If you thought sex was natural, take a look at what’s in your vibrator
You may have noticed a growing number of children’s toys marketed as nontoxic or phthalate-free. A similar trend is happening with toys for adults—and no, we’re not talking about iPads or flatscreen TVs. We’re talking about the types of toys often used to enhance a Valentine’s Day or two.
A stroll through Suzie’s Adult Super Stores in Reno shows all the markings of a sex shop. But look closely, and you’ll find a number of products that are friendlier to the environment than they used to be.

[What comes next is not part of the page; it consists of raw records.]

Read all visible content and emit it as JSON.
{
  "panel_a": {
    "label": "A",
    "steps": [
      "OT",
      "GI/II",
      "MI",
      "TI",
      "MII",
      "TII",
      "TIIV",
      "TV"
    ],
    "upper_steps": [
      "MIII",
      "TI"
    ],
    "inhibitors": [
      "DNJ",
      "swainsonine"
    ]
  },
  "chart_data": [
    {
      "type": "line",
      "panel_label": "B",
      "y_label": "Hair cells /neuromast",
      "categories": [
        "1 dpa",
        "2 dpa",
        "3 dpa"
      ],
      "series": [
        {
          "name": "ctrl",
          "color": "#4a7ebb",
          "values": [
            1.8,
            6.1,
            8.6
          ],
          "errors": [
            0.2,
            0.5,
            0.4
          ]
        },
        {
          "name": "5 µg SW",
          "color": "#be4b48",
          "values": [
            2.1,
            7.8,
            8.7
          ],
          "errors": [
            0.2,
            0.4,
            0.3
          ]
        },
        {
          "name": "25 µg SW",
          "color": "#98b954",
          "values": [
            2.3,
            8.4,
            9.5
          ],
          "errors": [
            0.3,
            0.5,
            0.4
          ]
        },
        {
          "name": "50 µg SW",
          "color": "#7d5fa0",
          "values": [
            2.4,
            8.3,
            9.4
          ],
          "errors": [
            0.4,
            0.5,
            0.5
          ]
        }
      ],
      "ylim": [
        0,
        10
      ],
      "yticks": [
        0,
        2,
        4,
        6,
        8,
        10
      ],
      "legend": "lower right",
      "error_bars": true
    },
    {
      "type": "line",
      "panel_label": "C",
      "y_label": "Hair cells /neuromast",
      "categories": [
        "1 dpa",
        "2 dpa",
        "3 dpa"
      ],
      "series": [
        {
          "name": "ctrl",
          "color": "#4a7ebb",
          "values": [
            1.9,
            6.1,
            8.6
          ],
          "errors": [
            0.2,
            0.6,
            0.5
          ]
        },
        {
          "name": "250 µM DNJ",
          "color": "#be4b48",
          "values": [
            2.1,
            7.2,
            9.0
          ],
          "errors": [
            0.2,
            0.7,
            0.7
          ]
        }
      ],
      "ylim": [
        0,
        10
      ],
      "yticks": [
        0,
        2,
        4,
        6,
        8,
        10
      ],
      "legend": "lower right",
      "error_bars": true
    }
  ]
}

Phthalates are endocrine-disrupting chemicals used to soften some plastics. They’re linked to cancer and reproductive issues and are commonly found in things ranging from vinyl shower curtains to nail polish, liquid soap, and yes, plastic sex toys. Avoiding phthalates has been an impetus for sex toy manufacturers to use more silicone when making things like dildos, cock rings and vibrators. The chemical hazard database Scorecard.org says there isn’t enough data to assess the safety of silicone, a polymer, but for now, it’s viewed as a safer alternative to many plastics. So if you’re in the market for such a toy, you may notice the package says “PF” on it for “phthalate-free.”
“I’m seeing the ‘phthalate-free’ on everything,” says Suzie’s store manager Lisa Longden.
Longden admits the sex industry doesn’t seem to concern itself much with being green, and that many greener alternatives exist because of people’s allergies to chemically-based products, not just because it’s better for the environment. But she says a lot of vegans come to the store asking for their leather-free bondage gear.
“And a lot of people ask for things that recharge so they don’t constantly reuse batteries,” says Longden.
Other green alternatives for sex toys include products made from recyclable materials, glass, wood or stainless steel. As an example, Lowden holds up a metal buttplug that was sitting on a table with glass dildos.
Libidinous greenies can also find at local sex shops or online things like vegan condoms; organic, water-based lubricants; massage lotions made with hemp oil; and wooden bendy beads.
Time magazine reported last October that Babeland, a Seattle/New York City sex shop, sold four times as much of its Naked organic lubricant as it did of a national synthetic brand containing chemicals. The store took that to mean customers, when given a choice, will choose the more natural option.
Picking up a condom, biodegradable or not, is an eco-friendly option for a perhaps obvious reason: birth control. One of the best ways to reduce your carbon footprint and that of your children is to have fewer of them.
So here’s one vision of the ultimate eco-friendly Valentine’s Day: Take a bicycle built for two to a restaurant serving locally grown, organic food and wine. Go home and dim the lights (see, you’re saving energy), light a couple of soy candles, and proceed to do what comes naturally (see, you’re natural). Ramp up the fun by incorporating organic massage oil, natural lube, phthalate-free vibrators and plugs. Take breaks for bites of organic chocolate and navel-fulls of organic champagne, all on an organic mattress sprinkled with fair-trade rose petals.